When I tried on the toile, I found that though I could get it on, the proportions were off. Being quite short-waisted, I found that the marked waistline was too low. This caused everything to go out of sync as the curviness I had added to the hip sat almost at my mid thigh, nowhere near my hip. So I decided to make some simple adjustments.
- Slash out 1 inch from the height of the bodice above the bust. I didn’t bother adding an inch back to the sleeve holes as they are large anyway.
- Dropped the V neck by 1.5 inches, to make up the inch lost but also to drop it a little further for a lower V.
- Added 2 inches into the rise. One of these inches was simply adding back what was lost form the top, but the other inch was just to give me a slightly more roomy rise.

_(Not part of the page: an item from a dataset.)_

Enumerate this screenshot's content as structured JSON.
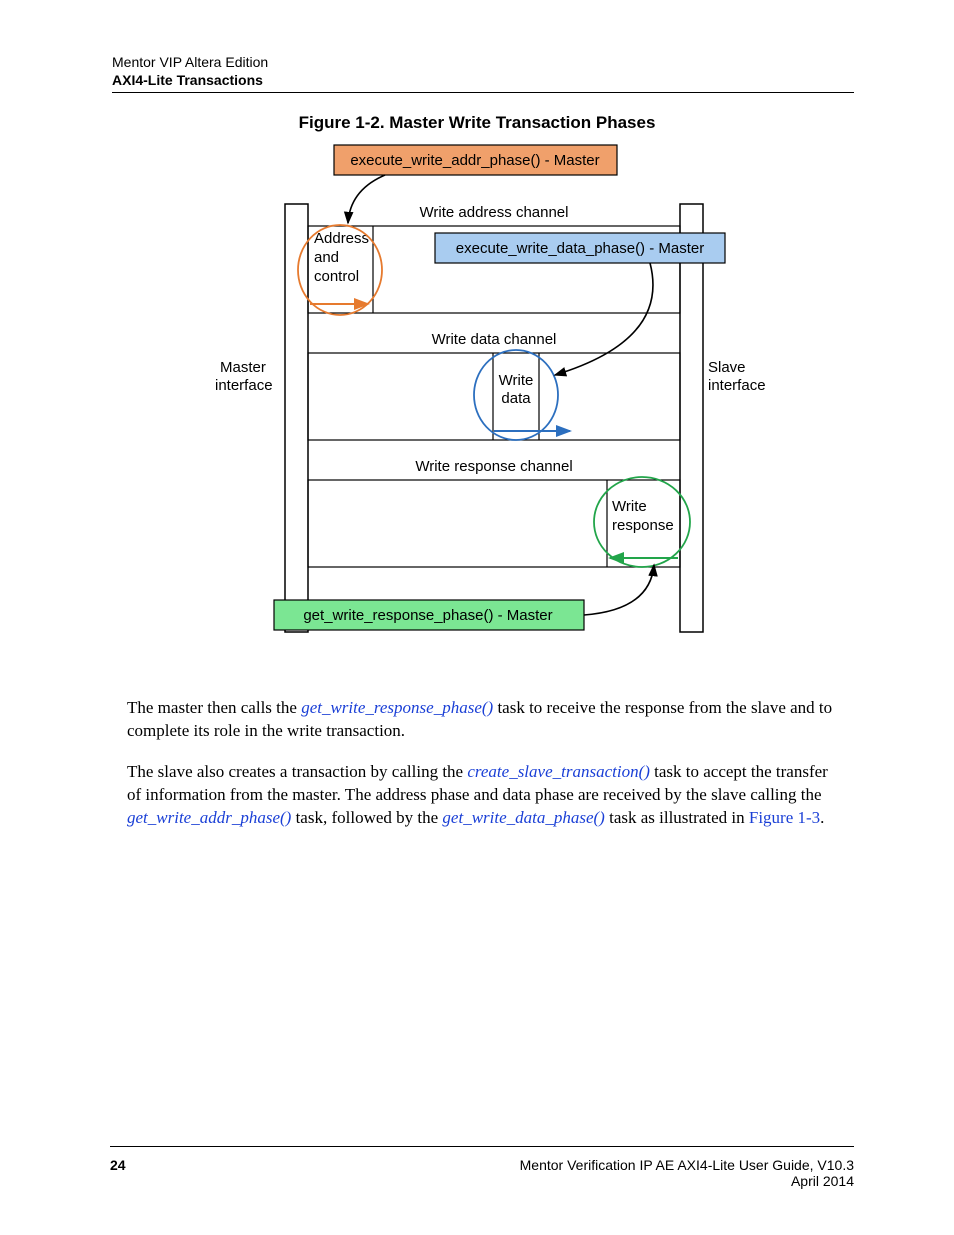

It ended up being too much, and I reduced it down to only half an inch in the end.
- Cut a toile with extra wide seam allowances at the side and simply pinned myself into the new toile to see how it fitted.
- Eliminated the in-seam pockets. While pockets are nice, they add bulk where I don’t need it.
- Took an inch off the trouser leg length.
I also discovered that B6312 isn’t really that well suited to drapey fabric in my opinion. It seems like it’d be an excellent candidate for viscose challis and the like, but it just causes the garment to really hang at the sides and is not particularly flattering.
B6312 Jumpsuit in Ikat fabric
The Ikat fabric is a gorgeous cotton woven fabric from Minerva Crafts which is pretty pricey, but lovely to work with. It did fray a little but was generally easy to sew. I admit it’s a bit of a shame that it has no origin labels on it, so I don’t even know if it is legitimate Ikat (a woven fabric originating from India), but at least it’s not just a printed-on pattern like many of the “Ikat” fabrics around. A lot of textiles do come from India but if you want to know for definite the origins then there are many shops on around selling beautiful Ikat fabric direct from source.
I’m really pleased with the resultant garment. It feels so comfortable to wear and was a pretty easy sew. I decided to do an exposed metal zip, and the base of my zip insertion is a bit dodgy. I also ended up doing a neckline facing instead of bias binding because I couldn’t get the V right and the fabric was fraying pretty badly after I fiddled with it too much. I would probably do a facing again. I usually don’t like facings but in my eyes they are preferable to bias bindings which I think look a bit more dodgy if you don’t get them perfect. I did do a bias facing on the sleeves however.
I did make a few mistakes. For starters my pattern matching down the centre front is off and I think I stretched the neckline a little, so next time I will properly stay-stitch after cutting.
I’m so in love with this garment that I immediately went out and got some linen-look navy cotton to make a second version. Happy Summer everyone!